Shopping for Sales Has the Best Story

October 7th, 2010 by | Tags: , , , , | No Comments »

My friends will attest how much I love shopping for sales because I always tell them stories about sales I have gotten.  A couple of months ago, I posted a photo of me wearing a ‘special’ dress on Facebook that I wore to my graduation along with a note stating:

“There’s a story behind this dress…I saw this dress in January Anthropologie catalog. I was in LOVE with this dress but it was tooooo expensive for me to buy. Every time I went in the store, I touched the dress and admired the beautiful stitches. I asked the sales people in the store when the dress would go on sale. They shrugged. I went on Anthropologie’s site every few hours every SINGLE day and watched for a sale on this dress. One early morning, I saw that the dress went on sale for 50% off, and I brought it instantly. Now, here’s me wearing the special dress!”
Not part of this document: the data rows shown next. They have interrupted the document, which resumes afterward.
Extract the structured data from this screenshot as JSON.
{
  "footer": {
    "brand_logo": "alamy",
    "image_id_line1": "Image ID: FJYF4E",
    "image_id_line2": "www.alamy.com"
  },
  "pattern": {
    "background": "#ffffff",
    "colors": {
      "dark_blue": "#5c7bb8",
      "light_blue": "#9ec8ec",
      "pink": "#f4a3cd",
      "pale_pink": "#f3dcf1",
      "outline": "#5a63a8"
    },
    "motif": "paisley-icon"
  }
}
Daniel Miller, the author of A Theory of Shopping, couldn’t be anymore right about his statement in the first chapter about how the conversation about shopping is not about how much we spent, but how we got the best deals:

“…it is possible for shoppers to regard virtually the whole of the shopping expedition and the purchase of almost any specific item within that saving.  On many occasions I have returned to the home with a shopper to reflect on the shopping done.  The conversation would not be of the form, ‘I spent three pounds on beef’ and ‘I spent ten pounds on a bra’ but of the form, ‘look I saved fifty pence on ice cream’ and ‘I saved six pounds on my daughter’s shoes.'”

When an event is not ordinary such as purchasing a price that is different from what we normally pay on regular basis, we are drawn to telling the story.  Hearing stories about great deals we made is certainly far more interesting because it gives us a dramatic reaction to respond, which would be excitement or surprising.